Thanks for the clarification, although I am not comfortable that "[ml] systems do make mistakes" - I do want to be able to rely on its output. It may be that I will be submitting only parts of sentences, depending on what I have that I can work with.

I added two tests, which may be source for some insight:

1) "update that fact in the database" produced: (S (VP (VB update) (NP (DT that) (NN fact)) (PP (IN in) (NP (DT the) (NN database))))) ie. "update" seen as a verb

2) "when a notification is received that a driver is available, update that fact in the database" (ie. replacing the word "then" with a comma) produced: (S (SBAR (WHADVP (WRB when)) (S (NP (DT a) (NN notification)) (VP (VBZ is) (VP (VBN received) (SBAR (IN that) (S (NP (DT a) (NN driver)) (VP (VBZ is) (ADJP (JJ available))))))))) (, ,) (VP (VBP update) (NP (DT that) (NN fact)) (PP (IN in) (NP (DT the) (NN database)))))

Does this information give you anything to consider regarding this question?

Colin Goldberg

nikitakit commented 6 years ago

I completely understand that you're dissatisfied with getting the wrong outputs here.

Like I said before, the part-of-speech tags are provided entirely by spaCy. You can try for yourself by running the tagger without the constituency parser:

import spacy
nlp = spacy.load('en')
# Note: no BeneparComponent!
doc = nlp("when a notification is received that a driver is available then update that fact in the database")
print(doc[11], doc[11].tag_) # update NN

Your best bet may be to swap to a different part-of-speech tagger. Note that I'm not familiar with any of the code or training procedures for these models, so the spaCy team is likely more knowledgeable on this matter.

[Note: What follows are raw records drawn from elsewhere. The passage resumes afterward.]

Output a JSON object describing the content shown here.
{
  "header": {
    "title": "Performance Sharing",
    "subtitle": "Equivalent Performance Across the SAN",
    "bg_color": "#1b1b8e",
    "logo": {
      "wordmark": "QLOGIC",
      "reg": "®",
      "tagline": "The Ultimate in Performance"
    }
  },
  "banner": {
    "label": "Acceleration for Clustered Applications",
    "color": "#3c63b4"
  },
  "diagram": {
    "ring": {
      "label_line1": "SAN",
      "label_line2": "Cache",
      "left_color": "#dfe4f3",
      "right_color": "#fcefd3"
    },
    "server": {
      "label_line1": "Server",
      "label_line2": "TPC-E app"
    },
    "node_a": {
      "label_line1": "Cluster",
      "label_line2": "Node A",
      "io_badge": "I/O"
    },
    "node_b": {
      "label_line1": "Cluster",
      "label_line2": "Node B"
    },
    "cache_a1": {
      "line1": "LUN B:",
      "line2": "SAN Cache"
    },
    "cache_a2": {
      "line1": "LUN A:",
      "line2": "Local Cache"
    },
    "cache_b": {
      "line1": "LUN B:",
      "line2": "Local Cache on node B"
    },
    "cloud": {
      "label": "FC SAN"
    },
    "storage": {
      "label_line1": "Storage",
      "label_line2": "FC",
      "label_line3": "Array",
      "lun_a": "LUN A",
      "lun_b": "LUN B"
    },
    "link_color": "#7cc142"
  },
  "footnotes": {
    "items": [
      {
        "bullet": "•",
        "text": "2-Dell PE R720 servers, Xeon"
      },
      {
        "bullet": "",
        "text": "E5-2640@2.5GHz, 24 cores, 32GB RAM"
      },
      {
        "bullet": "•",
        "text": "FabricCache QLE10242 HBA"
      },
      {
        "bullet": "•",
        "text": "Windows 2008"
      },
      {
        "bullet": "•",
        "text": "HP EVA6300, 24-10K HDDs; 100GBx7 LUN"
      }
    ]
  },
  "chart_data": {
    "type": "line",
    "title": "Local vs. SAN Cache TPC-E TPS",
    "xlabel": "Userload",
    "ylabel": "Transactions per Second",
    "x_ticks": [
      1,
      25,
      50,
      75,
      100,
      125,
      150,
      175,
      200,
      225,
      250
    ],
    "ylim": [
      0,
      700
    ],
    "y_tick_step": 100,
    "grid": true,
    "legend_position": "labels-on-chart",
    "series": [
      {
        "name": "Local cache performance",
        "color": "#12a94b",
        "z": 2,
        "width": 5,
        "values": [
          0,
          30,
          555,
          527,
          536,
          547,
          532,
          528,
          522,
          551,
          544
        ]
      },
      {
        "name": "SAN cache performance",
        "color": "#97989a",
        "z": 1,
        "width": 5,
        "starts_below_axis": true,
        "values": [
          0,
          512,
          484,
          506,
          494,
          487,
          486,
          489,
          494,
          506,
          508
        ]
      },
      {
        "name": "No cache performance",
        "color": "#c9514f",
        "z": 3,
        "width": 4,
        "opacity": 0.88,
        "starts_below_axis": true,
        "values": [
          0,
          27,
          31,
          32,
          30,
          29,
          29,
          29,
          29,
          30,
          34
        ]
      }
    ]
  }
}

I did find that using the spaCy en_core_web_lg gave the correct tag. To install (~800 MB download):

python -m spacy download en_core_web_lg

Example:

import spacy
from benepar.spacy_plugin import BeneparComponent
nlp = spacy.load('en_core_web_lg')
nlp.add_pipe(BeneparComponent("benepar_en"))
doc = nlp("when a notification is received that a driver is available then update that fact in the database")
print(doc[11], doc[11].tag_) # update VB

print(list(doc.sents)[0]._.parse_string)
# (S (SBAR (WHADVP (WRB when)) (S (NP (DT a) (NN notification)) (VP (VBZ is) (VP (VBN received) (SBAR (IN that) (S (NP (DT a) (NN driver)) (VP (VBZ is) (ADJP (JJ available))))))))) (ADVP (RB then)) (VP (VB update) (NP (DT that) (NN fact)) (PP (IN in) (NP (DT the) (NN database)))))

There's also a medium-size en_core_web_md model (115 MB download), which should be somewhere halfway between en and en_core_web_lg. I haven't tested how well its tagger does, though.


Other options you can try:

Writing/training a part-of-speech tagger that works jointly with the parser is definitely something I'm thinking about, but like any research project it will require some time to carry out.

colingoldberg commented 6 years ago

Thank you for your thoughtful response - there's lots to consider. I am glad to see that a constituency parser is available via spaCy - my sense is that it is an important addition to the resources available.

nikitakit commented 6 years ago

Closing the issue; hopefully my last comments were able to help you get started on addressing the tagging issues you're seeing

As a summary: currently the recommended way of getting the best POS tags is to use the largest spaCy model. Larger spaCy models tend to perform better than smaller ones. The ability to swap out taggers also means that spaCy is likely a better option than NLTK: I am aware of cases where spaCy's tagger outperforms the default NLTK tagger, and I'm not familiar with NLTK taggers beyond the default one.

Parser-tagger consistency is a research direction I'll be looking at in the future, but at the moment I don't have anything new on that front.

nikitakit commented 5 years ago

Update as of v0.1.0: newer models such as benepar_en2 and benepar_en2_large now include an integrated part-of-speech tagger, which appears to be higher-accuracy than the current spaCy models and doesn't make a mistake for this particular example.